# How to Smooth a Path

Context-aware interpolation even when spline fails.

Written on November 4, 2018 One of the issues I ran into when writing about Map of BART was, literally connecting the dots wasn’t able to produce paths as aesthetically pleasing as I had hoped for. They are a bit too edgy for my taste, especially where the lines connect.

In some cases, the spline interpolation method could come in handy. However, it is not inconceivable to have a path so twisted that no function (in the mathematical sense) would be adequate to characterize the trajectories entirely, and this is where an alternative approach is called for.

## Problem Formulation

Given path $ABC$, find the optimal point $P$ such that path $APBC$ is visually smooth. ## A Heuristic Solution $\overrightarrow{ P } = \overrightarrow{ D } + \lambda \| \overrightarrow{ AB } \| \left( 1 + \cos \angle{ABC} \right) \frac{ \overrightarrow{ CE } }{ \| \overrightarrow{ CE } \| }$

where $\cos \angle{ABC}$ is given by:

$\cos \angle{ABC} = \frac{ \overrightarrow{ BA } \cdot \overrightarrow{ BC } }{ \| \overrightarrow{ BA } \| \| \overrightarrow{ BC } \| }$

point $D$ is the midpoint between point $A$ and point $B$:

$\overrightarrow{ D } = \frac{ 1 }{ 2 } (\overrightarrow{ A } + \overrightarrow{ B })$

and point $E$ is the projection of point $C$ on line $AB$:

$\begin{cases} \overrightarrow{ CE } \cdot \overrightarrow{ AB } = 0\\ \overrightarrow{ AE } = k \overrightarrow{BE} \end{cases}$

($k$ is a constant)

## Discussion

Intuitively, the position of point $P$ is a function of several factors:

• how big $\lambda$ is
• how big $\angle{ABC}$ is
• how big $$\| \overrightarrow{ AB } \|$$ is

## Extension

What if we want more than one point between point $A$ and $B$? After solving for point $P$, it naturally becomes part of the given path, so any level of interpolation can be achieved iteratively.

What about the last segment $BC$ where there’s no more point ahead? The simplest answer would be to start all over again for the reversed path $CBA$. In fact, applying the algorithm twice (once forward and once backward) has at least one practical implication: by taking the average between the two sets of interpolated points, we are further taking into account the curvature defined by the points behind as well as those ahead. This is arguably superior to interpolation along either direction alone.

## Putting It All Together As the name indicates, there isn’t much the forward/backward-looking approach can do when it comes to the last/first segment of the path, and this is where the average method shines the brightest.
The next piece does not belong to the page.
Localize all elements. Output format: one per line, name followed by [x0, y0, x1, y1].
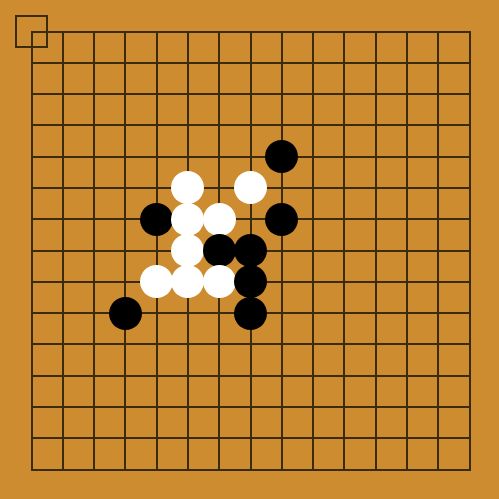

## Final Thoughts: the Effect of $\lambda$

$\lambda$ determines how sensitive the position of the interpolated point $P$ is to the change in $\angle{ABC}$ and $$\| \overrightarrow{ AB } \|$$, so how does the choice of $\lambda$ affect the outcome? A small $\lambda$ probably won’t be very useful as it is going to produce something too similar to the original path. Meanwhile, a large $\lambda$ will break the interpolation in a different way by overstating the curvature. Somewhere in between lies the sweet spot, which turns out to be $0.25$ in my case.